Three new facilities approved by Secretary Mnuchin to support the flow of credit include the Paycheck Protection Program Lending Facility (PPPLF), the Main Street Business Lending Program, and a Municipal Liquidity Facility (MLF) to support the flow of credit in the economy. Pursuant to the CARES Act, the SBA’s Paycheck Protection Program (PPP) provides funding for small business loans so that they are able to pay their employees. The PPP will benefit from the PPPLF, which will provide liquidity to banks originating the PPP loans through term financing, and will then hold the PPP loans as collateral at face value. To advance the use of the PPPLF, the Fed, OCC, and FDIC issued an interim final rule, the “Regulatory Capital Rule: Paycheck Protection Program Lending Facility and Paycheck Protection Program Loans,” which is effective immediately. The interim final rule ensures that lending banks are able to “neutralize the regulatory capital effects of participating in the facility.” In addition, the CARES Act provides that SBA PPP loans “will receive a zero percent risk weight under the agencies’ capital rule.” Comments on the rule must be received within 30 days after publication in the Federal Register. (See the PPPLF term sheet here.)

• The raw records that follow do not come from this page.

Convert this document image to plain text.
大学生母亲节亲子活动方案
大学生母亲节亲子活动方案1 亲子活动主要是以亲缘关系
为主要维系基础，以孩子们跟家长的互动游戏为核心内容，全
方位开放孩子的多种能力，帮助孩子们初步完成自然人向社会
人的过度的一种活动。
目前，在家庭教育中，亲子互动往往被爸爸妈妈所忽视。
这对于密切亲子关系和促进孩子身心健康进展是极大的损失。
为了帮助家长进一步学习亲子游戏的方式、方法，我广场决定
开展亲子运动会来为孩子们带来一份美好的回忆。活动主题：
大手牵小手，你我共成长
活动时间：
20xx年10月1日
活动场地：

Treasury, through CARES Act funds, will provide $75 billion in equity to the Main Street facility, which will support the Main Street Lending Program with funding for up to $600 billion in loans to small and mid-sized businesses. The program extends four-year loans with deferred principal and interest payments for one year. Originating banks retain 5 percent of the Main Street loans, and sell 95 percent of the loans to the Main Street facility. Borrowers seeking Main Street loans “must commit to make reasonable efforts to maintain payroll and retain workers.” (See the Main Street New Loan Facility here, and the Main Street Expanded Loan Facility here.)

Finally, the Fed will establish an MLF to support liquidity to state and local governments. The MLF will provide up to $500 billion for which Treasury will provide credit protection of $35 billion to the Fed with CARES Act funding. (See the MLF term sheet here).

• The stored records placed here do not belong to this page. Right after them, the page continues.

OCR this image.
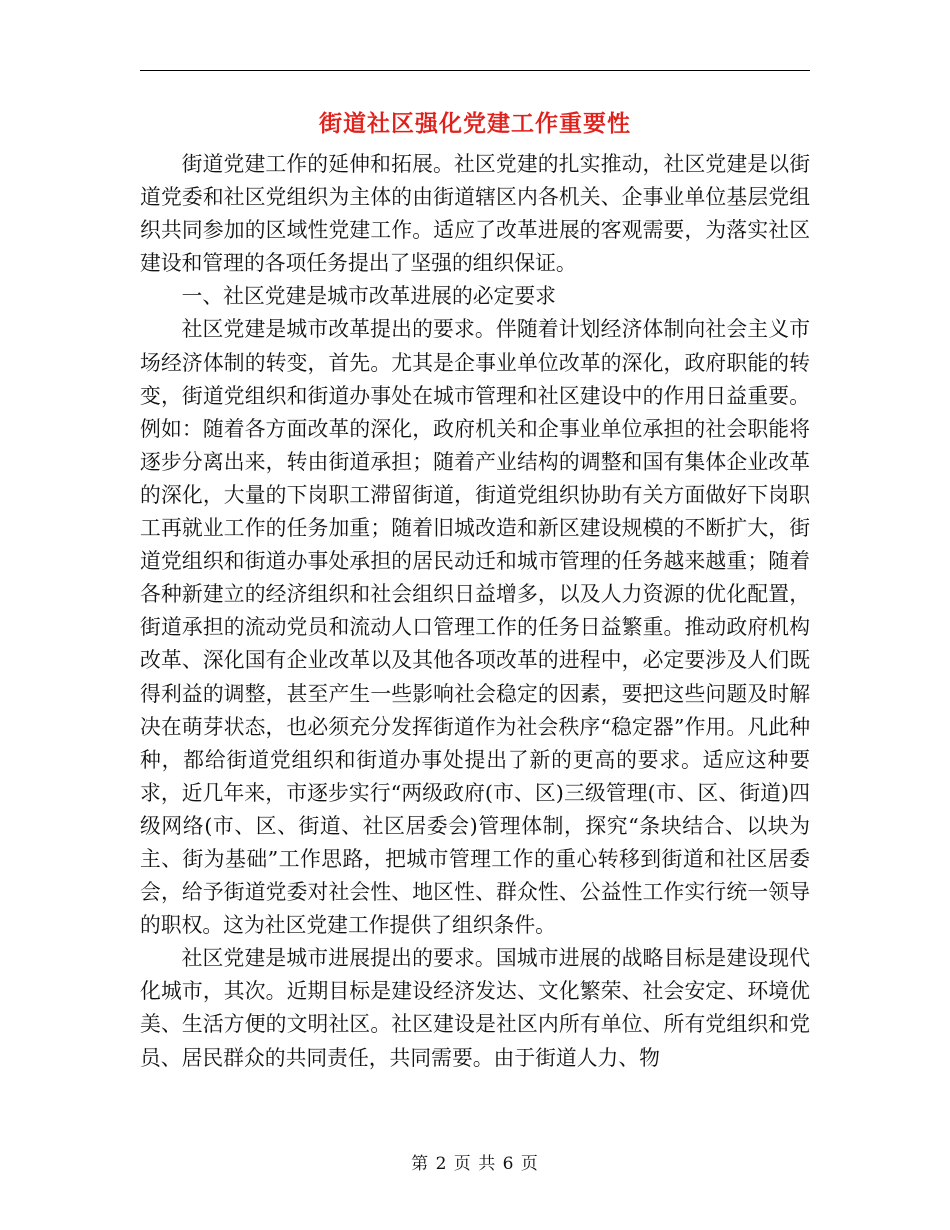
街道社区强化党建工作重要性

街道党建工作的延伸和拓展。社区党建的扎实推动，社区党建是以街道党委和社区党组织为主体的由街道辖区内各机关、企事业单位基层党组织共同参加的区域性党建工作。适应了改革进展的客观需要，为落实社区建设和管理的各项任务提出了坚强的组织保证。

一、社区党建是城市改革进展的必定要求

社区党建是城市改革提出的要求。伴随着计划经济体制向社会主义市场经济体制的转变，首先。尤其是企事业单位改革的深化，政府职能的转变，街道党组织和街道办事处在城市管理和社区建设中的作用日益重要。例如：随着各方面改革的深化，政府机关和企事业单位承担的社会职能将逐步分离出来，转由街道承担；随着产业结构的调整和国有集体企业改革的深化，大量的下岗职工滞留街道，街道党组织协助有关方面做好下岗职工再就业工作的任务加重；随着旧城改造和新区建设规模的不断扩大，街道党组织和街道办事处承担的居民动迁和城市管理的任务越来越重；随着各种新建立的经济组织和社会组织日益增多，以及人力资源的优化配置，街道承担的流动党员和流动人口管理工作的任务日益繁重。推动政府机构改革、深化国有企业改革以及其他各项改革的进程中，必定要涉及人们既得利益的调整，甚至产生一些影响社会稳定的因素，要把这些问题及时解决在萌芽状态，也必须充分发挥街道作为社会秩序“稳定器”作用。凡此种种，都给街道党组织和街道办事处提出了新的更高的要求。适应这种要求，近几年来，市逐步实行“两级政府(市、区)三级管理(市、区、街道)四级网络(市、区、街道、社区居委会)管理体制，探究“条块结合、以块为主、街为基础”工作思路，把城市管理工作的重心转移到街道和社区居委会，给予街道党委对社会性、地区性、群众性、公益性工作实行统一领导的职权。这为社区党建工作提供了组织条件。

社区党建是城市进展提出的要求。国城市进展的战略目标是建设现代化城市，其次。近期目标是建设经济发达、文化繁荣、社会安定、环境优美、生活方便的文明社区。社区建设是社区内所有单位、所有党组织和党员、居民群众的共同责任，共同需要。由于街道人力、物

第 2 页 共 6 页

Secretary Mnuchin stated that “[t]he combination of these facilities will provide up to $2.3 trillion in new financing to support American workers by helping American businesses preserve jobs, sustain operations, and continue to serve their customers.” Likewise, the Fed asserted that it “will continue to seek input from lenders, borrowers, and other stakeholders to make sure the program supports the economy as effectively and efficiently as possible while also safeguarding taxpayer funds.”